O processo de incorporação de ativos estrangeiros pelo Estado não chega a ser novidade, mas ocorreu de forma tímida desde o início da guerra. Escora-se em um decreto assinado por Putin em abril que já fez algumas vítimas.

O decreto de abril lista quais empresas podem ter seus ativos apreendidos, o que limita o alcance legal. Os alvos iniciais foram a gigante alemã de energia Uniper e a finlandesa Fortum, cujas ações já haviam sido adquiridas por Moscou. Juntas, as duas companhias controlam uma dezena de usinas termelétricas em todo o país, entre elas a maior usina a gás russa, a Surgut-2.

Na ocasião, a Fortum disse que um gestor indicado pelo Kremlin havia assumido o comando.
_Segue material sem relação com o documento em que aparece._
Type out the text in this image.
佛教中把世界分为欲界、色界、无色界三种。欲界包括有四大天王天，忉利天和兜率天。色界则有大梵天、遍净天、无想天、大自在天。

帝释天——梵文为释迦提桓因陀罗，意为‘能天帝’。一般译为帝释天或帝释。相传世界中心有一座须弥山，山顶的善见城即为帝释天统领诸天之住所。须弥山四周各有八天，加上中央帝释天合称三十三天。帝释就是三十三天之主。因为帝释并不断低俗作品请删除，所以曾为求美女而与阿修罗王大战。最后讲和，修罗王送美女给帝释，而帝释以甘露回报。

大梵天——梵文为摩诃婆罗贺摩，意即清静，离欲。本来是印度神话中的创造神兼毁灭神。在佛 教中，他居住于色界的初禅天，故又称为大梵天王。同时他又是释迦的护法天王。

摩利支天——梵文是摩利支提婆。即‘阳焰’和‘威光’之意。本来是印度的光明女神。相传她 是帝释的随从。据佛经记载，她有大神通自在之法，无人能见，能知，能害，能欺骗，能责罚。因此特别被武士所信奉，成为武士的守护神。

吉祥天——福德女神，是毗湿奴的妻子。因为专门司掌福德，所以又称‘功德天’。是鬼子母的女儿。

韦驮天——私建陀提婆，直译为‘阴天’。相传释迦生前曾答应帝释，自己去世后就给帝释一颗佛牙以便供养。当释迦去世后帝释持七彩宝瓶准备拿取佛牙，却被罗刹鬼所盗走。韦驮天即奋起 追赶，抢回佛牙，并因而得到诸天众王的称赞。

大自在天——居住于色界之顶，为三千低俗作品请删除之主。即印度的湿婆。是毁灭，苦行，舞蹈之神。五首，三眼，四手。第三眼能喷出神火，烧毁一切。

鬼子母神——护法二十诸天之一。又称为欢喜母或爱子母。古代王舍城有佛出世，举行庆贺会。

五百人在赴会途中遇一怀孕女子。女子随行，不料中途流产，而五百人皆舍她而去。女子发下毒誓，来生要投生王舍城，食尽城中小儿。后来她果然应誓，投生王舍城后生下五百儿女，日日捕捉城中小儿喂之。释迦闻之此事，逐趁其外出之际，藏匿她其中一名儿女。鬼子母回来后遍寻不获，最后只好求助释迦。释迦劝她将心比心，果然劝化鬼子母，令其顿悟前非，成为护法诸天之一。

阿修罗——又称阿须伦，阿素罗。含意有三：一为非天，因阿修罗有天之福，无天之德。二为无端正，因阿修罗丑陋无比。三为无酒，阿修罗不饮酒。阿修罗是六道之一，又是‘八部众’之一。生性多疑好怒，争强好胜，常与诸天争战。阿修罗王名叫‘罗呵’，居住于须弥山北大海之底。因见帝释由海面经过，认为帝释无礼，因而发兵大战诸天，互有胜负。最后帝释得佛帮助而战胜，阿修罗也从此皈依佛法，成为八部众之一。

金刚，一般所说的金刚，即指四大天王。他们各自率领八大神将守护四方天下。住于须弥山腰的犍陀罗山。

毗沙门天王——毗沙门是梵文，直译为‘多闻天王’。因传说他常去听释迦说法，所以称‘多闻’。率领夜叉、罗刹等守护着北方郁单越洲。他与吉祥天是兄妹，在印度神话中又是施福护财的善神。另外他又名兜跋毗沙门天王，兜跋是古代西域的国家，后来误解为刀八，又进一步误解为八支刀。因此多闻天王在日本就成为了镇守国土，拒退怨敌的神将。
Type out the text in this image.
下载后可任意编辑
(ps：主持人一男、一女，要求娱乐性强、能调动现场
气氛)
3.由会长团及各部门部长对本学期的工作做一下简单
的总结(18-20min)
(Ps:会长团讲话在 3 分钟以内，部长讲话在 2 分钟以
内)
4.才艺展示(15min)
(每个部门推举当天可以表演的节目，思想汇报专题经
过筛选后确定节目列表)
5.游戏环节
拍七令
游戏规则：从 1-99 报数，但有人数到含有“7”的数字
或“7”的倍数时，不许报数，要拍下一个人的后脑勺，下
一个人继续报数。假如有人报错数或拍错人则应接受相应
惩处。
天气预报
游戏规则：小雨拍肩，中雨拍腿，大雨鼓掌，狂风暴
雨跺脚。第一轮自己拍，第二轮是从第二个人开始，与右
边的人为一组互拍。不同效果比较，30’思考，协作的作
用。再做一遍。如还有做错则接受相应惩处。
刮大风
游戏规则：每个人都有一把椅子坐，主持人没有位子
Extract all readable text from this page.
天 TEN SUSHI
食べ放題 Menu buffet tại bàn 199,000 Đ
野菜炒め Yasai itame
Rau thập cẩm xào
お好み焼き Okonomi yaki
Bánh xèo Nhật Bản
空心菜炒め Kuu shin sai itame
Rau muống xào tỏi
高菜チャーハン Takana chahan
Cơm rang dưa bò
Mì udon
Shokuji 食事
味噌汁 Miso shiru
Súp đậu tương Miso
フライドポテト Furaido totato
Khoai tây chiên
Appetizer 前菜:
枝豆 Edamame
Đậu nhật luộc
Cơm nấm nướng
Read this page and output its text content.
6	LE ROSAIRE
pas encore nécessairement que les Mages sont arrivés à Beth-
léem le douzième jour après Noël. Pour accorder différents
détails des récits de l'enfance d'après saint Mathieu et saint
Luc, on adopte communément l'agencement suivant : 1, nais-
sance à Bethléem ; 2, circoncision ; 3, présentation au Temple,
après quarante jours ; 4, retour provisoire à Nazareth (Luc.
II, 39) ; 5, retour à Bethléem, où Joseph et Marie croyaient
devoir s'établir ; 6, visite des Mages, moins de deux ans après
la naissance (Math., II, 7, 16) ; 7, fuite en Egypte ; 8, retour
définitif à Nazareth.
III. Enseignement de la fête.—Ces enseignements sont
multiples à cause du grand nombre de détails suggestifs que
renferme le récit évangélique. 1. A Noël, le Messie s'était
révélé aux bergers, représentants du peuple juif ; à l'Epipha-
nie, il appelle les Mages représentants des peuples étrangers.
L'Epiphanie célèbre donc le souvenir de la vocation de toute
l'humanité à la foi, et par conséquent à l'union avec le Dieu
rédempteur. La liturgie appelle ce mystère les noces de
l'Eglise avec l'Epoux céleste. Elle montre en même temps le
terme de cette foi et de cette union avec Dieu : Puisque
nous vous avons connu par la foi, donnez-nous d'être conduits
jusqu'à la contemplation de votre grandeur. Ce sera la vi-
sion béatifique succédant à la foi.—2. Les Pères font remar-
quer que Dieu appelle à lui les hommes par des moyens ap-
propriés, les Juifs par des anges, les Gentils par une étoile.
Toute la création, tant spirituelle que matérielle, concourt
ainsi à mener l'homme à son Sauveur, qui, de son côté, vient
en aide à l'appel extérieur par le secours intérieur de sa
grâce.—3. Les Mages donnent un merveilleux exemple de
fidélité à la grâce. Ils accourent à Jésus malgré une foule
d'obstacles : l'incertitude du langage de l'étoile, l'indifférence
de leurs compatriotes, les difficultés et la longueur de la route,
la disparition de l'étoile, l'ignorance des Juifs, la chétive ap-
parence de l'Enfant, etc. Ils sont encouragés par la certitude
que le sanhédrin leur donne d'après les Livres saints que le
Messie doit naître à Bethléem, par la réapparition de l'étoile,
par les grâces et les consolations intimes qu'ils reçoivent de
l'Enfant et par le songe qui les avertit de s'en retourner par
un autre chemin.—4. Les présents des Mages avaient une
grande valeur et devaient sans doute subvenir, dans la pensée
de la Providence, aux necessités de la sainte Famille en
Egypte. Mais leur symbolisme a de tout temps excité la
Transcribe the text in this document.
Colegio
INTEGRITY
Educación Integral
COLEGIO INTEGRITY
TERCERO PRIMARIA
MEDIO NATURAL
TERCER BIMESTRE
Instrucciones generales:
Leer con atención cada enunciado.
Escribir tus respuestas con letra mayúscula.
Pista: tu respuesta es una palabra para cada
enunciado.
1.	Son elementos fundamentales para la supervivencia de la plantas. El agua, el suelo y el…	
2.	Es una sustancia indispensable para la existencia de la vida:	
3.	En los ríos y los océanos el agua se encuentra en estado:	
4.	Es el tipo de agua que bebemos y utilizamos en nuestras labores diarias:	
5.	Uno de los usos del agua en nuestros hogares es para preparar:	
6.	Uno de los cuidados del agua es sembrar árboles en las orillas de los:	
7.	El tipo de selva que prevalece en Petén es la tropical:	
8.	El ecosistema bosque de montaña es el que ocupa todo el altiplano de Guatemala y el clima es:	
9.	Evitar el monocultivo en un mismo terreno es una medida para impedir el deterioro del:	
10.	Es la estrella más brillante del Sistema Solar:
Diz o texto que “considera a nomeação do novo CEO como uma confirmação de que o novo decreto presidencial está sendo promulgado e a subsidiária da Fortum foi colocada sob gestão temporária de ativos”.

Segundo um empresário que atualmente tenta vender seus ativos na Rússia, cuja identidade foi mantida em sigilo, “a nacionalização é inevitável”, apenas “uma questão de tempo”. Ele prevê que os grupos de commodities serão alvo preferencial, pois o governo busca ampliar as receitas de exportação. Já as empresas de tecnologia seriam menos atingidas por serem “difíceis de administrar”.

Por que isso importa?

Desde a invasão da Ucrânia pela Rússia, mais de mil empresas ocidentais deixaram de operar em território russo, seja de maneira temporária ou definitiva, parcial ou integral. São companhias que querem evitar o risco de desobedecer as sanções ocidentais, ou mesmo a reação negativa da opinião pública caso continuem a lucrar no mercado russo. O levantamento foi feito pela Universidade de Yale, nos EUA.

A debandada prejudica o consumidor local, privado de produtos de setores diversos, como entretenimento, tecnologia, automobilístico, vestuário e geração de energia.

No setor de alimentação, o McDonald’s vendeu seu negócio no país a um empresário russo. Ao fim de 2021, a rede tinha 847 lojas no país. Diferente do que ocorre no resto do mundo, onde habitualmente atua no sistema de franquias, 84% das lojas russas eram operadas pela própria companhia. Somado ao faturamento na Ucrânia, a operação respondia por 9% da receita global da empresa.

Duas importantes cervejarias da Europa, a holandesa Heineken e a dinamarquesa Carlsberg, também anunciaram que venderiam seus negócios e deixariam de atuar na Rússia.

Uma situação que causou problemas sérios aos russos foi o fim dos serviços das companhias de cartões de crédito MastercardVisa. Cartões emitidos na Rússia deixaram de ser aceitos no exterior, o que atrapalhou turistas provenientes da Russia. No ano passado, um grupo deles foi impedido de deixar a Tailândia por problemas com voos cancelados e cartões bloqueados.

No setor de vestuário, quem anunciou sua saída do mercado russo é a Levi’s, sob o argumento de que quaisquer considerações comerciais “são claramente secundárias em relação ao sofrimento humano experimentado por tantos”. Nike e Adidas também suspenderam todas as operações. A sueca Ikea, gigante do setor de móveis, é outra que decidiu deixar a Rússia em função da guerra.

Nas áreas de entretenimento e tecnologia, alguns gigantes também optaram por suspender as vendas de produtos e serviços no país de Vladimir Putin. A Netflix interrompeu seus serviços e cancelou todos os projetos e aquisições na Rússia, enquanto WarnerDisney e Sony adiaram os lançamentos de suas novas produções no país. Já a Apple excluiu os aplicativos das empresas estatais russas de mídia RT e Sputnik e disse que não mais venderá seus produtos, como iPhonesiPads, em território russo. Nintendo, Nokia, Panasonic, Microsoft, Ericsson e Samsung são outras que optaram por encerrar as operações no país.